Usage: downloader [options]
  Options:
  * --dependencies-file, -d
      The dependencies analysis file to use.
    --debug
      Enable debug logging and keep any temporary files.
      Default: false
  * --output-dir, -o
      The output directory to download the source code to.
    --info
      Enable info logging.
      Default: false
    --stacktrace
      Print out the stacktrace for all exceptions.
      Default: false
    --entities, -e
      The data entities from the dependencies analysis file to download.
      Default: [PACKAGES, PROJECT]
    --help, -h
      Display the command line help.

This tool wraps underlying license / copyright scanners with a common API. This way all supported scanners can be used in the same way to easily run them and compare their results. If passed a dependencies analysis file (-d), the Scanner will automatically download the sources of the dependencies via the Downloader and scan them afterwards. In order to not download or scan any previously scanned sources, the Scanner can be configured (-c) to use a (remote) cache, hosted e.g. on Artifactory or S3 (not yet implemented). Using the example of configuring an Artifactory cache, the YAML-based configuration file would look like:

scanner:
  cache:
    type: Artifactory
    url: "https://artifactory.domain.com/artifactory/generic-repository-name"
    apiToken: $ARTIFACTORY_API_KEY

The scanner command line tool takes the following arguments:

Usage: scanner [options]
  Options:
  * --output-dir, -o
      The output directory to store the scan results in.
    --summary-format, -f
      The list of file formats for the summary files.
      Default: [YAML]
    --info
      Enable info logging.
      Default: false
    --dependencies-file, -d
      The dependencies analysis file to use. Source code will be downloaded
      automatically if needed. This parameter and --input-path are mutually
      exclusive.
    --debug
      Enable debug logging and keep any temporary files.
      Default: false
    --input-path, -i
      The input directory or file to scan. This parameter and
      --dependencies-file are mutually exclusive.
    --download-dir
      The output directory for downloaded source code. Defaults to 
      <output-dir>/downloads.
    --stacktrace
      Print out the stacktrace for all exceptions.
      Default: false
    --scanner, -s
      The scanner to use.
      Default: ScanCode
    --config, -c
      The path to the configuration file.
    --help, -h
      Display the command line help.

Development

The toolkit is written in Kotlin and uses Gradle as the build system. We recommend the IntelliJ IDEA Community Edition as the IDE which can directly import the Gradle build files.

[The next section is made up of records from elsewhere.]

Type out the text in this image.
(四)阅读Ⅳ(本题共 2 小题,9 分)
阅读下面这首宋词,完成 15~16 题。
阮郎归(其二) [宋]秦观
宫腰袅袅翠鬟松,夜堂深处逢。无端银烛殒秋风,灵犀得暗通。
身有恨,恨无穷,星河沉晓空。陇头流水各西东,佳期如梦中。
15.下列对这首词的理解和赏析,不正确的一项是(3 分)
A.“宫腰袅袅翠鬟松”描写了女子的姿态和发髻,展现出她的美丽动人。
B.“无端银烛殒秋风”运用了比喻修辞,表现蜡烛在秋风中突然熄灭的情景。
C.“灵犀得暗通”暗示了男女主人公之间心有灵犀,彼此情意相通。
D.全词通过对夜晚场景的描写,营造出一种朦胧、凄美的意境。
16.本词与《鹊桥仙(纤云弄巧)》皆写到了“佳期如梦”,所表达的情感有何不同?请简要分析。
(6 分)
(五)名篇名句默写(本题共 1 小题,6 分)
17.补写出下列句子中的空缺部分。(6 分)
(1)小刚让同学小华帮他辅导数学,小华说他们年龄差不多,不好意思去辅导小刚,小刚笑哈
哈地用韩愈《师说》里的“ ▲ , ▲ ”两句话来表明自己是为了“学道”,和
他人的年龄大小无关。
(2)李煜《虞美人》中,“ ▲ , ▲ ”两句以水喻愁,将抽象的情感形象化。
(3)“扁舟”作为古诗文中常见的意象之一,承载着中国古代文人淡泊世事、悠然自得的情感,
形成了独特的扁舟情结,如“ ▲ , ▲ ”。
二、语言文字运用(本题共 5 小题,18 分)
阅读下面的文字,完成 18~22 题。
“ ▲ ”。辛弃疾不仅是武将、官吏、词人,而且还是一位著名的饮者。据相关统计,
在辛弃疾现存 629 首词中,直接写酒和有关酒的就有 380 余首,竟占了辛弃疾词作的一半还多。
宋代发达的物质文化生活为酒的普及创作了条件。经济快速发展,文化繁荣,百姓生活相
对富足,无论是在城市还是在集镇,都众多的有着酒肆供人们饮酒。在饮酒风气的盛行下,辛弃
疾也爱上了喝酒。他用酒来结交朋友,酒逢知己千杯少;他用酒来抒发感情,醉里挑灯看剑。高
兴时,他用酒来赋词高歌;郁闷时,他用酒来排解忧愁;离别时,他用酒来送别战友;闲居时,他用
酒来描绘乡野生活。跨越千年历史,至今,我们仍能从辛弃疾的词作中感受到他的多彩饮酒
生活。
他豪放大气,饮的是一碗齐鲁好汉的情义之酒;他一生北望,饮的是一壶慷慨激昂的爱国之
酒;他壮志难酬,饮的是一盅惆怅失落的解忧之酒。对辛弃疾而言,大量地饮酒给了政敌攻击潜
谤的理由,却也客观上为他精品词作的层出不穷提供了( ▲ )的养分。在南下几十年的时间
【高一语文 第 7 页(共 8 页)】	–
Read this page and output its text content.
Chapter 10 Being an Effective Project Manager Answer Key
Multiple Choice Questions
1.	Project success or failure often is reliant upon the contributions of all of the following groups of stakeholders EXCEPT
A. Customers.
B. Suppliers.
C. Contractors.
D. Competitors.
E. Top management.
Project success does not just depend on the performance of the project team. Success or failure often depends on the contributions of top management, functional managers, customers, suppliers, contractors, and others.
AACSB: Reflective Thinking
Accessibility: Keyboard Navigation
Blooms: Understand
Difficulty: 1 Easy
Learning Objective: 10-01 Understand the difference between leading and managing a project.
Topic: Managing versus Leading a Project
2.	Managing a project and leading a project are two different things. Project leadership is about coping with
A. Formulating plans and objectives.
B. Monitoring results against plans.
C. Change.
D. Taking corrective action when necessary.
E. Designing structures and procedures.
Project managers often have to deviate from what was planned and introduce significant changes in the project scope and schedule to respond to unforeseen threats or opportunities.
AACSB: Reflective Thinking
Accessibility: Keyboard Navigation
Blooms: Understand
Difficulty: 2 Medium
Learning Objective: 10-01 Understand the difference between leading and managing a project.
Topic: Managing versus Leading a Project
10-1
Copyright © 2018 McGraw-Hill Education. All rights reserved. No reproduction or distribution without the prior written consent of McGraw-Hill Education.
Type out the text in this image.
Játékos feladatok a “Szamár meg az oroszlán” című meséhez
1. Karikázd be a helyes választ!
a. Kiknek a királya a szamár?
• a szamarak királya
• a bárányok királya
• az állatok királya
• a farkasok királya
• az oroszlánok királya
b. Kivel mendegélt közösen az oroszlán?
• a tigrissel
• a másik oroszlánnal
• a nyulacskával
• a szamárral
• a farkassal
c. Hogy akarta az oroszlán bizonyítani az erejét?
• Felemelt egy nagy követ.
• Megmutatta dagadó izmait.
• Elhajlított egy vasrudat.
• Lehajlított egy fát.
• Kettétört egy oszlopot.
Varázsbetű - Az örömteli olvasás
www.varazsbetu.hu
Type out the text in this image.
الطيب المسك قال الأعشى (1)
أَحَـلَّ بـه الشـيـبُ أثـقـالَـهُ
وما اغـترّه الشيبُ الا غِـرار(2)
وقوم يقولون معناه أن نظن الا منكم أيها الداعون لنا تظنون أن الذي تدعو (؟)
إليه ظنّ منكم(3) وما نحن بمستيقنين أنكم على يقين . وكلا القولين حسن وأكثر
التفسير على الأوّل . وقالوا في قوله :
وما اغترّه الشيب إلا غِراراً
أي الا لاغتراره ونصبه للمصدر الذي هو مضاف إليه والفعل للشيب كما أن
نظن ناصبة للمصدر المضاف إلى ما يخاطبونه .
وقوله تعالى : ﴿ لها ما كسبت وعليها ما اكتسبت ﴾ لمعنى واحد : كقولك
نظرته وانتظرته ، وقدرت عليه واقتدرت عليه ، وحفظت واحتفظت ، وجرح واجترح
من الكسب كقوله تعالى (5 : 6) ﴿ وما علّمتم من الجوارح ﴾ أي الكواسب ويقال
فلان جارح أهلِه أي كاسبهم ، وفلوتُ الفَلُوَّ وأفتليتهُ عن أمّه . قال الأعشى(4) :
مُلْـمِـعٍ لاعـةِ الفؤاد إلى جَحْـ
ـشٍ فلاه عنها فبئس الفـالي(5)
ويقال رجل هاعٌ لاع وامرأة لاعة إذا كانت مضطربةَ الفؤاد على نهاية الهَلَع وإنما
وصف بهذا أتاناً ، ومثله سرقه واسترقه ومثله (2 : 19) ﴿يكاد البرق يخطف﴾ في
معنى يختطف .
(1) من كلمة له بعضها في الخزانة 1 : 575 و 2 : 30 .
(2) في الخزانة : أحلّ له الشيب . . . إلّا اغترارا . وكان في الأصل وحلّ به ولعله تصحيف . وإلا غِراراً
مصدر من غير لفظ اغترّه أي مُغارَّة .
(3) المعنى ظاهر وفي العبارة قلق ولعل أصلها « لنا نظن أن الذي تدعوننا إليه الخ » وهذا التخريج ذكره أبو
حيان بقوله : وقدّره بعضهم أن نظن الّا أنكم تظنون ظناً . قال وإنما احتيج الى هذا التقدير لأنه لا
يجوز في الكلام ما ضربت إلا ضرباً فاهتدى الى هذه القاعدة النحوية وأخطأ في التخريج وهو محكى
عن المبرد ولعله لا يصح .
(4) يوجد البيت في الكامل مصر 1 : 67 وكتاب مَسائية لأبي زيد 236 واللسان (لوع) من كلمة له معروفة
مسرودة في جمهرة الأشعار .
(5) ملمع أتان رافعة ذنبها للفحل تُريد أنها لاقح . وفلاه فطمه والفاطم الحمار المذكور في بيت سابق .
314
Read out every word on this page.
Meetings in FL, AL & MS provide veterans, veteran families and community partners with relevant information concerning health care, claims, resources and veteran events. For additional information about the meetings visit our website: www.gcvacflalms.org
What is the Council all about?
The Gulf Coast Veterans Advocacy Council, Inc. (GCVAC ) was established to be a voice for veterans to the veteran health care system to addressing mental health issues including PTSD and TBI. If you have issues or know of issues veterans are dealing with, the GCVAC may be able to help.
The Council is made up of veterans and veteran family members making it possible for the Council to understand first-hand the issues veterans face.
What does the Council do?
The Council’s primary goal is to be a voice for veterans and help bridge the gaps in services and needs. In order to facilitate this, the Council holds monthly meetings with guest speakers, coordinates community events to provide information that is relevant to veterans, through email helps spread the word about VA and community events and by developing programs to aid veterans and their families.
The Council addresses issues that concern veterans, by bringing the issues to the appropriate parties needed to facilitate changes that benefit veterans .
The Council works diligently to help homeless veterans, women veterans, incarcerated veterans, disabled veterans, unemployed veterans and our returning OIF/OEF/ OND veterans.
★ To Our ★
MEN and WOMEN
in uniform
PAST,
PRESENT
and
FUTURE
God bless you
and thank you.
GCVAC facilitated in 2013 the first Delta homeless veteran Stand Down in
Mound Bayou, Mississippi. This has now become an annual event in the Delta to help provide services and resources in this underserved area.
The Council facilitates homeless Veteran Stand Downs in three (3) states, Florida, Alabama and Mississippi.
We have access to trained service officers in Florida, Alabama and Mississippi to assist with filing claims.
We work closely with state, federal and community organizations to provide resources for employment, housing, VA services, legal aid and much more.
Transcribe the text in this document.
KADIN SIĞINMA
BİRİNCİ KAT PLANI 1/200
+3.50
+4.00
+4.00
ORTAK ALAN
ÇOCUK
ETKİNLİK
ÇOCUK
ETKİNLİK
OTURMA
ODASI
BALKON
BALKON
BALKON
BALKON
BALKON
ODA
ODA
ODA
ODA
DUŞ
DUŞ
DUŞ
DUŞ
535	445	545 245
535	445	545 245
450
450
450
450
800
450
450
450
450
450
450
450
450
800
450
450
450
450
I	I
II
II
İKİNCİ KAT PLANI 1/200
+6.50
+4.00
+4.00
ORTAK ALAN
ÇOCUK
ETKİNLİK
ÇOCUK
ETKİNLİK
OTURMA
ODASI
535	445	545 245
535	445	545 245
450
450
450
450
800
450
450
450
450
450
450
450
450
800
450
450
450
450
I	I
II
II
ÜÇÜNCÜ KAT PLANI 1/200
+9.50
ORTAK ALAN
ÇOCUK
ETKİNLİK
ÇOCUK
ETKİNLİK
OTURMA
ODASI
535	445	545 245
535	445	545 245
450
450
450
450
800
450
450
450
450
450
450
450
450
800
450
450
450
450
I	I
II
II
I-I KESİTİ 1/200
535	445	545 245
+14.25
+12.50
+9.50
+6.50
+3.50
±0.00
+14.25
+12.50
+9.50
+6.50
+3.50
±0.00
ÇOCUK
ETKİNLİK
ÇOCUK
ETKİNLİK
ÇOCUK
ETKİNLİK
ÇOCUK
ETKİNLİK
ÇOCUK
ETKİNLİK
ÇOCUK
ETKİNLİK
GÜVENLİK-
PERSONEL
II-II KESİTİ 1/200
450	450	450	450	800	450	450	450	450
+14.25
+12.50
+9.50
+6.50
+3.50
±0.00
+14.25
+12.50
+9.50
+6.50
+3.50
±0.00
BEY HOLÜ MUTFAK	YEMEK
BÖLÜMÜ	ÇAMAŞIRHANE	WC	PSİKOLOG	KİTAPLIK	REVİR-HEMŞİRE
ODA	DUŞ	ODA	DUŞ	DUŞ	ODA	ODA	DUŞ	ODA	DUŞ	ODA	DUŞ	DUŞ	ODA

The most important root project Gradle tasks are listed in the table below.

Task Purpose
assemble Build the JAR artifacts for all projects
detektCheck Run static code analysis on all projects
test Run unit tests for all projects
funTest Run functional tests for all projects
installDist Build all projects and install the start scripts for distribution

License

Copyright (c) 2017 HERE Europe B.V.

See the LICENSE file in the root of this project for license details.